Page after Page, by Heather Sellers: This is the only writing book I've read that gets into the subject of why you want to write in the first place. Lots of people think they want to write. Do they really? Do you? Once you have that all figured out, the book covers the importance of regular writing practice, and includes ways to keep yourself writing even when you don't feel like it. It also does a great job of explaining why it's important to interact with other writers, and how you can do a good job of that. This is the book that convinced me to start going to conventions, and going to conventions is brilliant! (I will definitely write a whole separate post about that sometime).


How to actually create a story

Creating Short Fiction, by Damon Knight: This, in my opinion, is the best basic, how-to-write-stories book. By "basic," I do not mean "for beginners only." You can read it, and then go forth and write stories for a while, and then read it again and get more out of it because you'll be at a different point in your writing ability. Many writing books get into the same topics as this one, but don't explain them as well.

Writing Fiction: A Guide to Narrative Craft, by Janet Burroway: Each chapter of this long-lived book includes discussion of a topic in creating fiction, as well as at least two short stories that demonstrate that topic - such as characterization, atmosphere, or structure - done well. The chapter on revision contains stories by Heather Sellers, who wrote Page after Page, listed above. DO YOU SEE HOW THIS ALL CONNECTS TOGETHER IN THE SCHEME OF THE COSMOS? Ahem. Got carried away there.

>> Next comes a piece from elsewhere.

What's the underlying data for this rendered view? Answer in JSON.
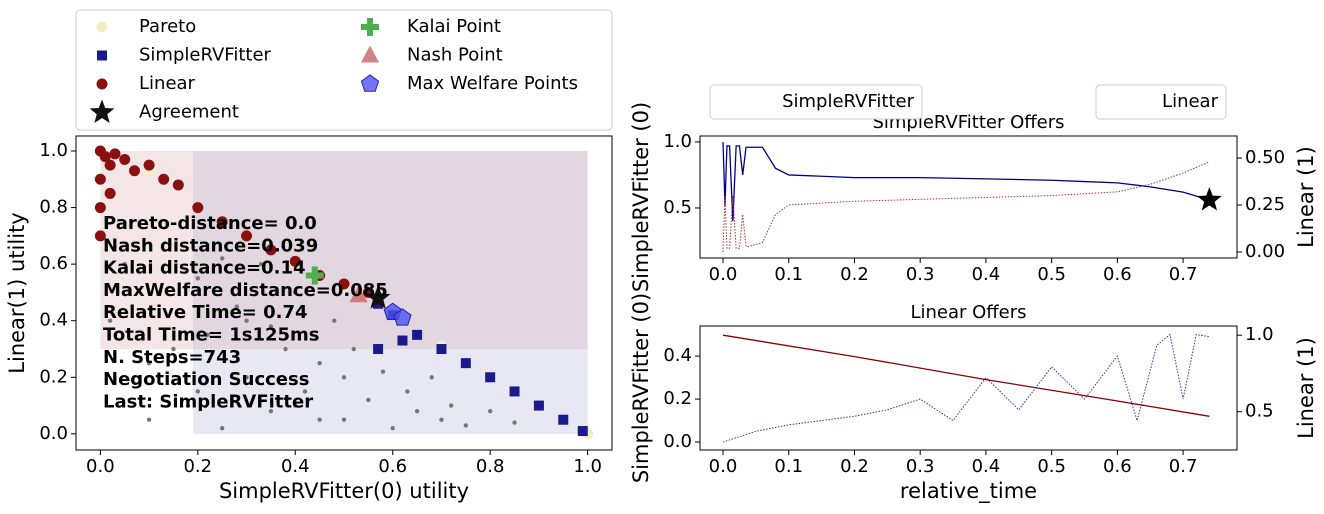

From Idea to Story in 90 Seconds, by Ken Rand: This is a short but absolutely excellent book about getting ideas, making them distinct from everyone else's, and developing them into the kind of stories you want to write. It's entertaining, it won't take long to read, and it's all good, useful stuff. If you tend to have trouble with knowing what to write, start here.


How to tighten up your prose after you've written a story

The 10% Solution, by Ken Rand: Another short and completely great book. This explains the reasons for editing unnecessary words out of your stories (and any writing that you do, really) and then leads you through an easy system that will literally cut at least 10% of your words out, unless you're already writing like Hemingway. Raise your hand if anyone has ever said you wrote like Hemingway. If you raised your hand and your work is getting published in venues that pay you money, please stop reading this, start writing a blog about how you do what you do, and send me a link to it when you're done. Thanks in advance! If you didn't raise your hand, be like me and use this book's system to cut out extra words, which will make your story easier to read and harder to stop reading. That's the goal.


Bonus! Not a book! How to put a story into Standard Manuscript Format before you submit it (but only do it this way if the guidelines don't tell you to do it another way)

William Shunn : Manuscript Format : Short Story


No two people will get the same things out of a given book, but my opinion is that there's always something to learn in good books about writing, even if you're going back and reinforcing ideas that you've heard before but never completely internalized. The main thing to remember, though, is to read about writing a little, and write a LOT.